This paper introduces a new, flexible framework for estimating unconditional quantile treatment effects and a corresponding generalized quantile regression estimator. The estimator provides consistent estimates of quantile treatment effects, even in the presence of covariates, for one or more treatment variables, which may be discrete or continuous. These properties distinguish the estimator from alternatives found in the literature. Conditional quantile estimators require altering the quantile function of interest to include additional covariates. The GQR estimator allows one to condition on a separate set of covariates without altering the quantile function. Conditional quantile models assume that the relationship between the treatment variables and the outcome varies based only on unobserved factors; consequently, the interpretation of the parameters changes as some of these factors become observed (i.e., covariates are added to the quantile function). Similar to mean regression, adding covariates when using GQR does not alter the interpretation of the estimates (beyond their effect on the plausibility of the identification assumptions).
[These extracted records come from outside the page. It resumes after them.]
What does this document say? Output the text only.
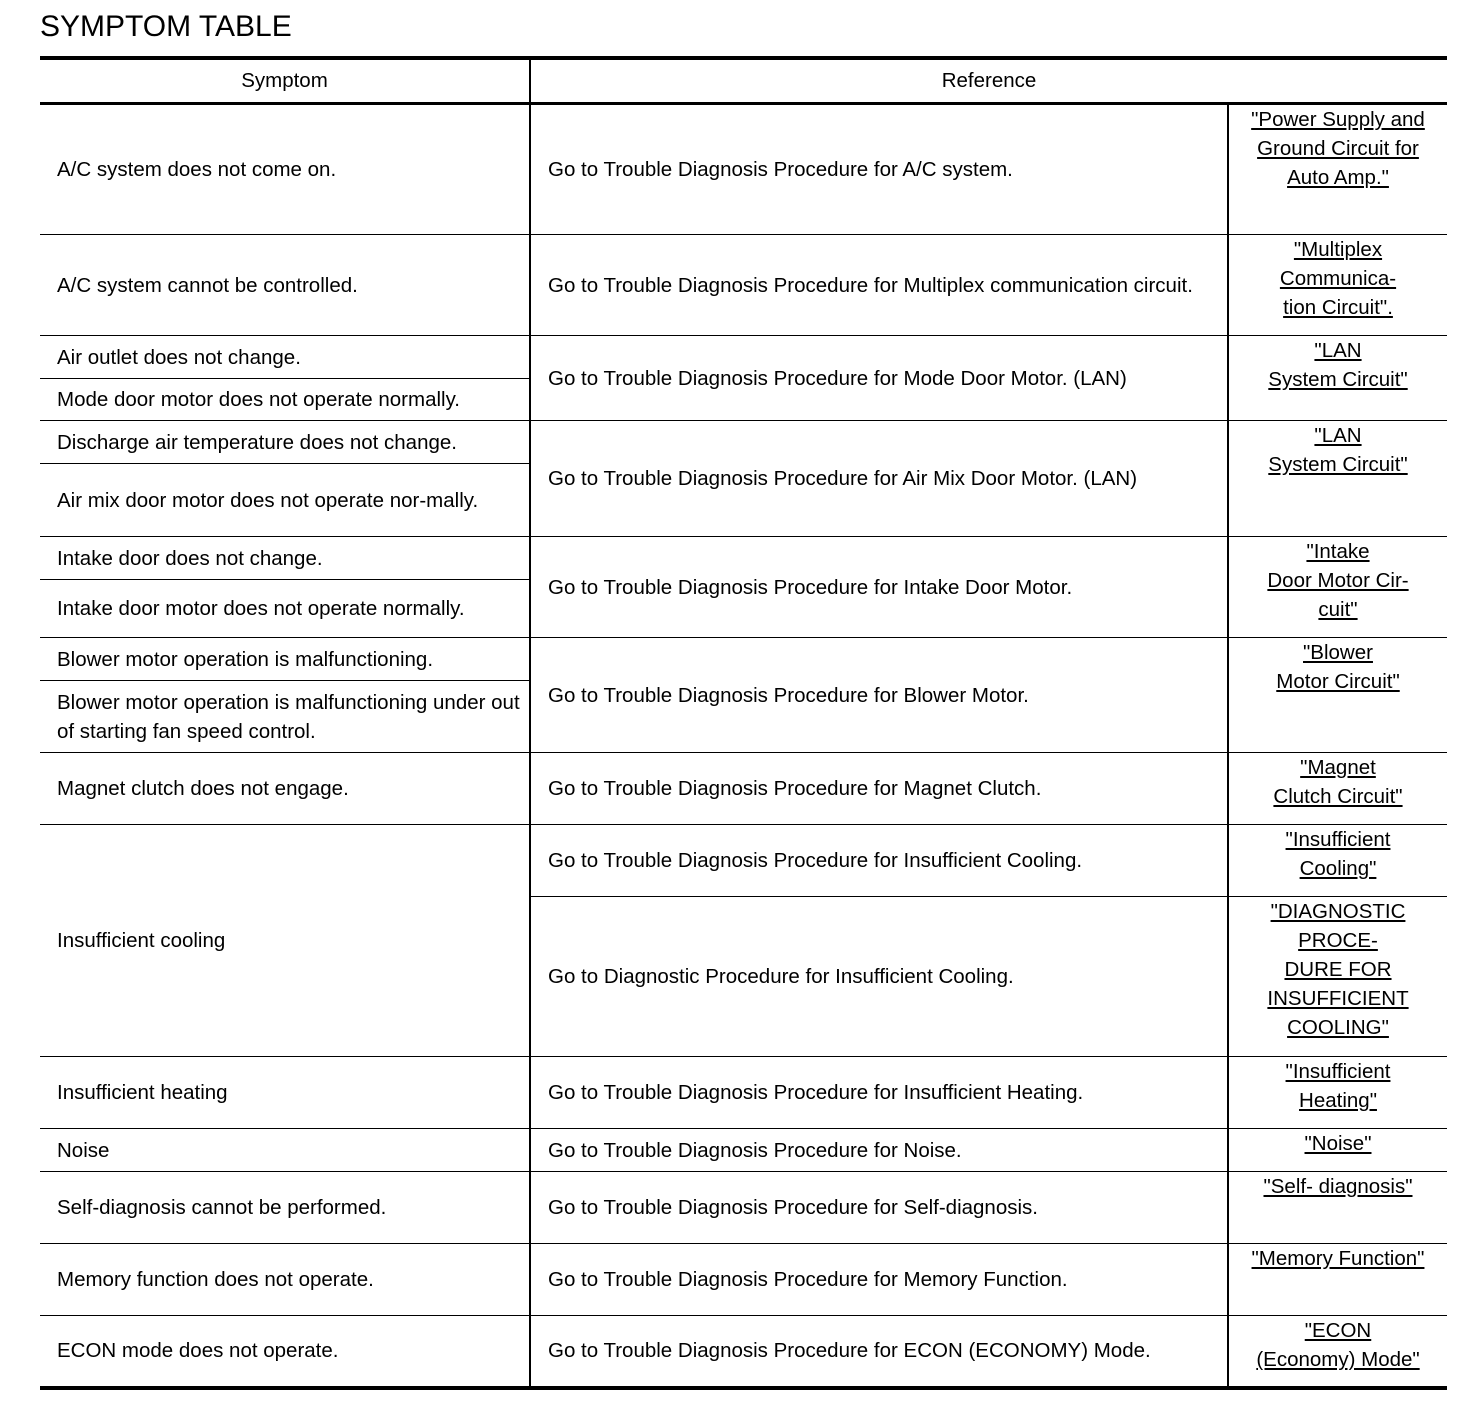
SYMPTOM TABLE
Symptom	Reference	
A/C system does not come on.	Go to Trouble Diagnosis Procedure for A/C system.	"Power Supply and
Ground Circuit for
Auto Amp."
A/C system cannot be controlled.	Go to Trouble Diagnosis Procedure for Multiplex communication circuit.	"Multiplex
Communica-
tion Circuit".
Air outlet does not change.	Go to Trouble Diagnosis Procedure for Mode Door Motor. (LAN)	"LAN
System Circuit"
Mode door motor does not operate normally.		
Discharge air temperature does not change.	Go to Trouble Diagnosis Procedure for Air Mix Door Motor. (LAN)	"LAN
System Circuit"
Air mix door motor does not operate nor-mally.		
Intake door does not change.	Go to Trouble Diagnosis Procedure for Intake Door Motor.	"Intake
Door Motor Cir-
cuit"
Intake door motor does not operate normally.		
Blower motor operation is malfunctioning.	Go to Trouble Diagnosis Procedure for Blower Motor.	"Blower
Motor Circuit"
Blower motor operation is malfunctioning under out of starting fan speed control.		
Magnet clutch does not engage.	Go to Trouble Diagnosis Procedure for Magnet Clutch.	"Magnet
Clutch Circuit"
Insufficient cooling	Go to Trouble Diagnosis Procedure for Insufficient Cooling.	"Insufficient
Cooling"
	Go to Diagnostic Procedure for Insufficient Cooling.	"DIAGNOSTIC
PROCE-
DURE FOR
INSUFFICIENT
COOLING"
Insufficient heating	Go to Trouble Diagnosis Procedure for Insufficient Heating.	"Insufficient
Heating"
Noise	Go to Trouble Diagnosis Procedure for Noise.	"Noise"
Self-diagnosis cannot be performed.	Go to Trouble Diagnosis Procedure for Self-diagnosis.	"Self- diagnosis"
Memory function does not operate.	Go to Trouble Diagnosis Procedure for Memory Function.	"Memory Function"
ECON mode does not operate.	Go to Trouble Diagnosis Procedure for ECON (ECONOMY) Mode.	"ECON
(Economy) Mode"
Typically, researchers include control variables for the purposes of identification and do not necessarily want the interpretation of the estimates to change. In fact, much empirical work interprets conditional QTEs as the impact of the treatment variables on the unconditional outcome distribution. GQR provides a straightforward method to estimate unconditional QTEs when the treatments or instruments are conditionally exogenous. QR and IVQR are special cases of the estimator introduced in this paper. Furthermore, distribution regression can also be nested in the framework.

Simulation results illustrate the usefulness of the GQR estimator given simple data-generating processes that likely resonate with researchers. I apply the estimator to study the effect of temporary and direct-hire job placement on labor earnings. Given that the quantile function includes two endogenous variables, existing methods estimating unconditional QTEs for a single binary treatment are not applicable or are potentially difficult to apply.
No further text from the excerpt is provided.